ECONOMIE

L’opposition tient au projet de loi de règlement

«L’article 48 de la loi organique n°2020-07 du 26 février 2020 relative aux lois de finances (LOLF) définit la loi de règlement comme celle qui « (…) arrête le montant définitif des encaissements de recettes et des paiements de dépenses ainsi que le résultat budgétaire qui en résulte. », expliquent Birame Souleye Diop et ses camarades.
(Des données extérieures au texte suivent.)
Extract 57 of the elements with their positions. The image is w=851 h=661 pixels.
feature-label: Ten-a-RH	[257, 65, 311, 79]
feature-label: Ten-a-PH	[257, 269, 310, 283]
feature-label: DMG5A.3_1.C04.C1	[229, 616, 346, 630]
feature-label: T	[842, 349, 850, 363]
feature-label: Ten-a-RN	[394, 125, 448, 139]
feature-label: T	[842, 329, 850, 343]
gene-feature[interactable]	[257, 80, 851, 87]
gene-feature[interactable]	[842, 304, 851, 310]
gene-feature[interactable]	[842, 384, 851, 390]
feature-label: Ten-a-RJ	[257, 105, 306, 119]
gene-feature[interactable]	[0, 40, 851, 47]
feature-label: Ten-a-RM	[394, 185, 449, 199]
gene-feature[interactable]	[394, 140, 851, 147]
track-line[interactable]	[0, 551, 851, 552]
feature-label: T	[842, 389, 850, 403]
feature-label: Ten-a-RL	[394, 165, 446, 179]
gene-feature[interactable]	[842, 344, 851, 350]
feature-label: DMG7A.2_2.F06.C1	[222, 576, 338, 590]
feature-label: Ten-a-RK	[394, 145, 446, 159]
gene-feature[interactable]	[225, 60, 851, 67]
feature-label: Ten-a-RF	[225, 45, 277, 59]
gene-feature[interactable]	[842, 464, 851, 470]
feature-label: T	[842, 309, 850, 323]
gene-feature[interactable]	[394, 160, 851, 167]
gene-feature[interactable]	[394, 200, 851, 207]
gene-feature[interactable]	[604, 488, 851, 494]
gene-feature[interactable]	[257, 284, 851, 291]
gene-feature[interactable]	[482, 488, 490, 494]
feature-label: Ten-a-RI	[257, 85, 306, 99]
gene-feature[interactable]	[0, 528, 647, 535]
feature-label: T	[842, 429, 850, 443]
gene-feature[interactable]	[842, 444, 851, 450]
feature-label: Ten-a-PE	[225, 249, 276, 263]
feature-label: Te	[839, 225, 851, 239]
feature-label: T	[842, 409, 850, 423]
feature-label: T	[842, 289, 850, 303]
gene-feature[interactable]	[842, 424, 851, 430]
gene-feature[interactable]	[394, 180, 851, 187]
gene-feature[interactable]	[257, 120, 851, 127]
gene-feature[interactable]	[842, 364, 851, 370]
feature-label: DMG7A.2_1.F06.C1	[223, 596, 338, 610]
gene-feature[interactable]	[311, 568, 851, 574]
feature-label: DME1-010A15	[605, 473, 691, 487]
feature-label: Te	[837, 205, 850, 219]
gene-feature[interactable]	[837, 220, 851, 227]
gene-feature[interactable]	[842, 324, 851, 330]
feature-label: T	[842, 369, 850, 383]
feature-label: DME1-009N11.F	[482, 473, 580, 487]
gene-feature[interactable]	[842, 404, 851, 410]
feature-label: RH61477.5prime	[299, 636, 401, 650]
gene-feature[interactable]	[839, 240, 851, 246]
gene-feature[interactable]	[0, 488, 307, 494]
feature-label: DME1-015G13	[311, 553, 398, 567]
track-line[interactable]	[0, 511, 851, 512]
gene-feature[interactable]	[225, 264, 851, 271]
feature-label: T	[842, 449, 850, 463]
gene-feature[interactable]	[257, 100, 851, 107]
Selon eux, la loi de règlement est donc un instrument incontournable du contrôle parlementaire, puisqu’elle donne aux députés les moyens de vérifier l’exactitude des comptes de l’Etat sur l’exercice budgétaire pour l’année N-1. «Tout autant, elle constitue un instrument de mesure entre les résultats obtenus et les prévisions pour en tenir compte lors de la discussion du budget de l’année 2023 (N+1). C’est à cet exercice de contrôle budgétaire auquel le Gouvernement cherche systématiquement à échapper. Or, à ce propos, la loi ne lui offre aucune échappatoire », expliquent ces parlementaires de l’opposition. Ils estiment qu’aussi bien la procédure de dépôt que celle du vote du projet de loi de règlement sont strictement réglementées.

«Sur l’examen de la loi de règlement, la loi organique relative aux lois de finances fixe un délai contraignant qui échappe au pouvoir discrétionnaire du Gouvernement. Son article 62 dispose que « Le projet de loi de règlement est déposé sur le bureau de l’Assemblée nationale et distribué au plus tard le jour de l’ouverture de la session ordinaire de l’année suivant celle de l’exécution du budget auquel il se rapporte. ». Le Groupe parlementaire Yewwi Askan Wi fait observer à l’opinion que depuis le 15 octobre, délai de rigueur, aucun document portant projet de loi de règlement n’a été distribué aux députés comme l’exige la loi », lit-on dans la déclaration liminaire.

Le Groupe parlementaire Yewwi Askan Wi tient aussi à rappeler que les prérogatives constitutionnelles de l’Assemblée nationale en matière de contrôle budgétaire ne sauraient être suspendues du fait des manquements du Gouvernement et de la Cour des Comptes.
Le Groupe parlementaire Yewwi Askan wi saisit l’occasion pour rappeler que l’examen et le vote de la loi de règlement dans les délais requis est un impératif de transparence dans la gestion des deniers publics et qu’il veillera durant toute la législature à la certification de la régularité, de la sincérité et de la fidélité des comptes de l’Etat.